This is the fortieth in a series of posts by Dr Robert Ford, Dr Will Jennings, Dr Mark Pickup and Prof Christopher Wlezien that report on the state of the parties in the UK as measured by opinion polls. By pooling together all the available polling evidence, the impact of the random variation that each individual survey inevitably produces can be reduced.
Most of the short term advances and setbacks in party polling fortunes are nothing more than random noise; the underlying trends – in which the authors are interested and which best assess the parties’ standings – are relatively stable and little influenced by day-to-day events. If there can ever be a definitive assessment of the parties’ standings, this is it. Further details of the method used to build these estimates of public opinion can be found here.
While last month’s Polling Observatory saw UKIP fall and the big two rebound, this month sees the opposite. Once again, rumours of “peak UKIP” look premature – our model puts Farage’s party at 14.0% at the start of September, close to their all-time high earlier this summer.
With a thumping by-election victory looking likely for UKIP defector Douglas Carswell in October, UKIP look set to continue causing headaches in Westminster after the dust settles in Scotland. The Conservatives and Labour both give up last month’s gains, putting them back where they were at the start of the summer.
Our estimates put Labour at 34.4%, a fall of 0.9 points from last month’s figure while the Conservatives close the summer on 31.2%, down 0.8 points. The Liberal Democrats, by contrast, continue to wilt. They are down to 8.6% in this month’s estimates, a drop of 0.2 points and a new all-time low for this Parliament. With seven months to go, Nick Clegg and his colleagues are staring into the electoral abyss. They will have to lean heavily on local incumbency bonuses and anti-Conservative strategic voting to save them from disaster next May.
As we have noted before, the polls in this Parliament seem to have followed a “punctuated equilibrium” pattern, with short periods of intense change followed by long periods of stasis when public opinion settles down into a new pattern. The polls currently seem to be in another of these periods of stasis.
Our chart below shows the estimated leads in the polls for Labour over the Conservatives over the last year. This can be split into three periods. During the final months of 2013, the Labour lead was steady, then fell sharply between February and May 2014, before recovering slightly and leveling off at around three to four points over the rest of the summer.
There are two lessons for poll-watchers from this chart. Firstly, the sharp drop in the spring shows that, with eight months to go, everything is still to play for. Recent Conservative lamentations about the death of their electoral prospects following Douglas Carswell’s defection look overstated.
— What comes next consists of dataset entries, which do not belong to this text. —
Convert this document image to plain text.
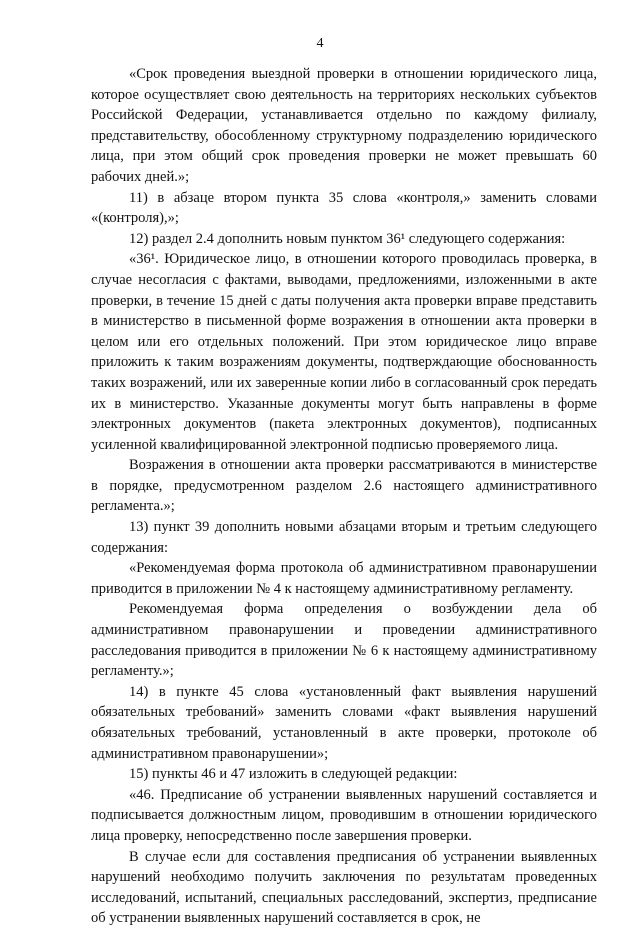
4

«Срок проведения выездной проверки в отношении юридического лица, которое осуществляет свою деятельность на территориях нескольких субъектов Российской Федерации, устанавливается отдельно по каждому филиалу, представительству, обособленному структурному подразделению юридического лица, при этом общий срок проведения проверки не может превышать 60 рабочих дней.»;

11) в абзаце втором пункта 35 слова «контроля,» заменить словами «(контроля),»;

12) раздел 2.4 дополнить новым пунктом 36¹ следующего содержания:

«36¹. Юридическое лицо, в отношении которого проводилась проверка, в случае несогласия с фактами, выводами, предложениями, изложенными в акте проверки, в течение 15 дней с даты получения акта проверки вправе представить в министерство в письменной форме возражения в отношении акта проверки в целом или его отдельных положений. При этом юридическое лицо вправе приложить к таким возражениям документы, подтверждающие обоснованность таких возражений, или их заверенные копии либо в согласованный срок передать их в министерство. Указанные документы могут быть направлены в форме электронных документов (пакета электронных документов), подписанных усиленной квалифицированной электронной подписью проверяемого лица.

Возражения в отношении акта проверки рассматриваются в министерстве в порядке, предусмотренном разделом 2.6 настоящего административного регламента.»;

13) пункт 39 дополнить новыми абзацами вторым и третьим следующего содержания:

«Рекомендуемая форма протокола об административном правонарушении приводится в приложении № 4 к настоящему административному регламенту.

Рекомендуемая форма определения о возбуждении дела об административном правонарушении и проведении административного расследования приводится в приложении № 6 к настоящему административному регламенту.»;

14) в пункте 45 слова «установленный факт выявления нарушений обязательных требований» заменить словами «факт выявления нарушений обязательных требований, установленный в акте проверки, протоколе об административном правонарушении»;

15) пункты 46 и 47 изложить в следующей редакции:

«46. Предписание об устранении выявленных нарушений составляется и подписывается должностным лицом, проводившим в отношении юридического лица проверку, непосредственно после завершения проверки.

В случае если для составления предписания об устранении выявленных нарушений необходимо получить заключения по результатам проведенных исследований, испытаний, специальных расследований, экспертиз, предписание об устранении выявленных нарушений составляется в срок, не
Labour’s lead dropped nearly four points in the course of four months last spring – if this happened again early in 2015 the Conservatives would be ahead in the polls as election day loomed.
Secondly, while there is time left on the clock, it is running out fast. Biases built into the electoral system mean the Conservatives need a lead of several points in the vote to be sure of a lead in seats. Back in May, a shift from Labour to Conservative of 0.5 points a month would have been enough to deliver a three point vote lead and probable seat lead by election day. Four months of stasis in the polls has raised that to 0.7 points a month, and each additional month raises the required slope still further. Time is running out fast for the Conservatives.
Chart: Labour lead over Conservative since September 2013
There are still plenty of things, predictable and unpredictable, that could shift public opinion out of its current equilibrium. The first – and most important – comes next week when Scots vote on whether to dissolve their 300 year old union with Britain. A yes vote upends all the existing political and electoral calculus. Scotland leans quite strongly to Labour in Westminster voting, and even more so in Westminster seats.
Labour would lose 41 seats if Scotland becomes independent, while the Liberal Democrats would lose 11. The Conservatives’ position, by contrast, is barely changed. As one pundit quipped: “what do the Clacton by-election and the Scottish independence referendum have in common? They both cost the Conservatives one seat.”
The Conservatives would have a majority in the current House of Commons without Scotland, and would find a victory on seats – if not an outright majority – much easier in the next election if Scots MPs were excluded. However, Scots would not be leaving the union immediately, which could produce some tricky constitutional situations.
Who governs if the 2015 election delivers a Labour majority with Scottish MPs but a Conservative plurality without them? If things go Alex Salmond’s way next Thursday, this is one of many questions we will all have to consider.